Complex amphiphilic polymers were synthesized via core-first polymerization followed by alkylation-based grafting of poly(ethylene oxide) (PEO). Inimer 1-(4′-(bromomethyl)benzyloxy)-2,3,5,6-tetrafluoro-4-vinylbenzene was synthesized and subjected to atom transfer radical self-condensing vinyl polymerization to afford hyperbranched fluoropolymer (HBFP) as the hydrophobic core component with a number-averaged molecular weight of 29 kDa and polydispersity index of 2.1. The alkyl halide chain ends on the HBFP were allowed to undergo reaction with monomethoxy-terminated poly(ethylene oxide) amine (PEOx-NH2) at different grafting numbers and PEO chain lengths to afford PEO-functionalized HBFPs [(PEOx)y-HBFPs], with x = 15 while y = 16, 22, or 29, x = 44 while y = 16, and x = 112 while y = 16. The amphiphilic, grafted block copolymers were found to aggregate in aqueous solution to give micelles with number-averaged diameters (Dav) of 12–28 nm, as measured by transmission electron microscopy (TEM).
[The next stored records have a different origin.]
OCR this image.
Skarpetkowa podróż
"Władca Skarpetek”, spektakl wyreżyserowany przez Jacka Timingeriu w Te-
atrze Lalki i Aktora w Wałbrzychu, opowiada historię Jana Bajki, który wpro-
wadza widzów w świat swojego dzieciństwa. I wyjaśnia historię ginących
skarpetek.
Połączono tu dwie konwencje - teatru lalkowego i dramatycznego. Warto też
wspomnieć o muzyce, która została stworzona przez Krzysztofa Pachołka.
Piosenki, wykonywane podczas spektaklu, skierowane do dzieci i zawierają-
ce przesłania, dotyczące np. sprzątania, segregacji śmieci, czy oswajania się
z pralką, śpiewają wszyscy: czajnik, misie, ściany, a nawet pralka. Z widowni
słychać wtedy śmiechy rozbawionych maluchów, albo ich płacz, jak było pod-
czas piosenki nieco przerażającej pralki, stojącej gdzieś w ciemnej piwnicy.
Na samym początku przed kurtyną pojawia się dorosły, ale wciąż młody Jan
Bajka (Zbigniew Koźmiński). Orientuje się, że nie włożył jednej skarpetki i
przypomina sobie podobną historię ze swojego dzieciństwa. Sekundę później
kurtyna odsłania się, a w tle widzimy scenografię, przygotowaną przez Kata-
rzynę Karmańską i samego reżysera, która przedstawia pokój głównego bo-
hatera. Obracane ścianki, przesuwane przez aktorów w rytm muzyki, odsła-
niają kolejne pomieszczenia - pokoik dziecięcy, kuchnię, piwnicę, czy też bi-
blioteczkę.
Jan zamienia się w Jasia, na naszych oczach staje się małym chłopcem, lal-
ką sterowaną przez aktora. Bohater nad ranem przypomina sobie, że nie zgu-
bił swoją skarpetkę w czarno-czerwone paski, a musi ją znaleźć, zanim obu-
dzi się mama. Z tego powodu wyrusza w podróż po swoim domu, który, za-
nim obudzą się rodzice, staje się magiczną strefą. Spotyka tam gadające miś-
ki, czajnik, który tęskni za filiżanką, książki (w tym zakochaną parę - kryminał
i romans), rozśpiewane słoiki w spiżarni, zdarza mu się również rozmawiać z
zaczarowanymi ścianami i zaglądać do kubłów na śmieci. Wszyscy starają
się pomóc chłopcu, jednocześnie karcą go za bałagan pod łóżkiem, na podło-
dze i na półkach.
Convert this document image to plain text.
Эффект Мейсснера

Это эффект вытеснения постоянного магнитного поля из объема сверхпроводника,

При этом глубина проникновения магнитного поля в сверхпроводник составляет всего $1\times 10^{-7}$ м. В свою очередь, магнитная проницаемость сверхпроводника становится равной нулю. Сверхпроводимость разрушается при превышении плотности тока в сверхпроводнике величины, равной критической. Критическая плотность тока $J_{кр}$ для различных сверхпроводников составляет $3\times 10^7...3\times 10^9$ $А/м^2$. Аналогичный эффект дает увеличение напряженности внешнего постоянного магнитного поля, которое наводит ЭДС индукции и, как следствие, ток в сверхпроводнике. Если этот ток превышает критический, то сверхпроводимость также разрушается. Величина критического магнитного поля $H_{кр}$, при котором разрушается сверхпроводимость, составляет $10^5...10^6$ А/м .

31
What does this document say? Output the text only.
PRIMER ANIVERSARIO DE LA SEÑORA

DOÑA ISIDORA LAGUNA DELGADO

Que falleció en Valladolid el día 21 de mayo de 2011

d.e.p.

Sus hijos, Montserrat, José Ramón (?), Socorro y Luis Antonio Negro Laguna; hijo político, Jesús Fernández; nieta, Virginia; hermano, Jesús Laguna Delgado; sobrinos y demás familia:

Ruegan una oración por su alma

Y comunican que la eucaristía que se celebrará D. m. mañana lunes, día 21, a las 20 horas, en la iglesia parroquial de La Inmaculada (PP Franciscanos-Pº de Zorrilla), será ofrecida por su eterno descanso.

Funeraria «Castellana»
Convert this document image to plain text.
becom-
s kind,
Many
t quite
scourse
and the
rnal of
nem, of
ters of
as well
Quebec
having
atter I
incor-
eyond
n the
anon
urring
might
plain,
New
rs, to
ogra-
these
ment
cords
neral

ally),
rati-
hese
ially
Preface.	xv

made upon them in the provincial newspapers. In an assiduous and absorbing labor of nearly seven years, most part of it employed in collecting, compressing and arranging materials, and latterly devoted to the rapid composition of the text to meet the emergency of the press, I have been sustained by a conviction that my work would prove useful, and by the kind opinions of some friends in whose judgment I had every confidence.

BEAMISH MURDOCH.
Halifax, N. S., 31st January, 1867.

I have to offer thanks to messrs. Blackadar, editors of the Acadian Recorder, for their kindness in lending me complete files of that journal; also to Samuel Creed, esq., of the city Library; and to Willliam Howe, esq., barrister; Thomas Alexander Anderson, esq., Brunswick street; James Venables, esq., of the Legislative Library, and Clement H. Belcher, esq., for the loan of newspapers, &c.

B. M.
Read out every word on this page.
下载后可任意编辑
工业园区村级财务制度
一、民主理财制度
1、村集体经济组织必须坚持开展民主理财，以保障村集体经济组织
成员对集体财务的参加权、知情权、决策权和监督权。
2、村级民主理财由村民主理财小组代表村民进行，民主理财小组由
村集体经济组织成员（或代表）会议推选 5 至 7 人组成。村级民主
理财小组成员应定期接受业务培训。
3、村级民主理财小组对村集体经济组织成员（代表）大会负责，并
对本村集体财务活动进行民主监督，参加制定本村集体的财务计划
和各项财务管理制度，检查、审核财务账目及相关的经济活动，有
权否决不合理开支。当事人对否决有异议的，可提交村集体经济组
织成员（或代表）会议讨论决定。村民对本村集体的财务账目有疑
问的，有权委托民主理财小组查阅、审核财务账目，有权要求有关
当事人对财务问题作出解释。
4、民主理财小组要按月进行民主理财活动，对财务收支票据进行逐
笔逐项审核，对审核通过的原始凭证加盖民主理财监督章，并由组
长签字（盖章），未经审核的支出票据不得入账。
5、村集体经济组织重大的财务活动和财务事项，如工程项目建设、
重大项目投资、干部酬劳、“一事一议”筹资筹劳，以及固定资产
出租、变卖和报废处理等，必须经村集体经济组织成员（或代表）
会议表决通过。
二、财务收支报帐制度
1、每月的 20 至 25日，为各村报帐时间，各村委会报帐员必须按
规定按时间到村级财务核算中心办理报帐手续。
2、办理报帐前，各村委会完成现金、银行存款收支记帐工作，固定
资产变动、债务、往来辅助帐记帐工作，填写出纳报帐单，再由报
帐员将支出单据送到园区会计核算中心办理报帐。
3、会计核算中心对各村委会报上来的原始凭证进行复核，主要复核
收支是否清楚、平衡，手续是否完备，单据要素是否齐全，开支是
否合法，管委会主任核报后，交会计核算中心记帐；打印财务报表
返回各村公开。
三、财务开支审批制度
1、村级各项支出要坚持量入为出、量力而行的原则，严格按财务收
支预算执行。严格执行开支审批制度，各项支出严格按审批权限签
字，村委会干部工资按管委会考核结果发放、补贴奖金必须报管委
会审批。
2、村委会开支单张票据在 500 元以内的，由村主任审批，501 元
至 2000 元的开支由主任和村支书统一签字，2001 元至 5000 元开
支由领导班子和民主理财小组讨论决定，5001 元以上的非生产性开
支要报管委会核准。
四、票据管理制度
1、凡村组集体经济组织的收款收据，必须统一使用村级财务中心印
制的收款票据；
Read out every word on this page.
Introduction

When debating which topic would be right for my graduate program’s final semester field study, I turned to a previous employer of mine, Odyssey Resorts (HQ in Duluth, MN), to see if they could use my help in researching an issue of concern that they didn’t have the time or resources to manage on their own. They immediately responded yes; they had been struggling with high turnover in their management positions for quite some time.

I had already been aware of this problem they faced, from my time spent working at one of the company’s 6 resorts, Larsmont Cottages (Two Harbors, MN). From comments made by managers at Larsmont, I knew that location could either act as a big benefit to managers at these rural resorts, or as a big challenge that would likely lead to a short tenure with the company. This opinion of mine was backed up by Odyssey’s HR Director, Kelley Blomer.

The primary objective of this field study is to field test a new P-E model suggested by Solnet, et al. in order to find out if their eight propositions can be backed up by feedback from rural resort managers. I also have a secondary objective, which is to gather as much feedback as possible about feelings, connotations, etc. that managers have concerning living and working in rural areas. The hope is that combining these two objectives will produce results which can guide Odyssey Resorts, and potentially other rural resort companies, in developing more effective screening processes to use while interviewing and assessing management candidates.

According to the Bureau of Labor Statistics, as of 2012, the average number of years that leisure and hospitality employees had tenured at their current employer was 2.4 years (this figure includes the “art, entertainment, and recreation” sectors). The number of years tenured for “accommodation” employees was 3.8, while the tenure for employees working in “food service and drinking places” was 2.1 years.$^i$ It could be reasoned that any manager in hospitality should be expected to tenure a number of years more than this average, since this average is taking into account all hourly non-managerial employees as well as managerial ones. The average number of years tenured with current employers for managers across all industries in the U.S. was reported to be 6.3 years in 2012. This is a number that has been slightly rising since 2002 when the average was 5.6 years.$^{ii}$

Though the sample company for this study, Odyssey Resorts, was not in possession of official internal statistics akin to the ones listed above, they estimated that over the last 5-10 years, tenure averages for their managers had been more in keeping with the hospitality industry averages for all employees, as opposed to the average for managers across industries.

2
An increase of the PEO:HBFP ratio, by increase in either the grafting densities (y values) or the chain lengths (x values), led to decreased TEM-measured diameters. These complex, amphiphilic (PEOx)y-HBFPs, with tunable sizes, might find potential applications as nanoscopic biomedical devices, such as drug delivery vehicles and 19F magnetic resonance imaging agents.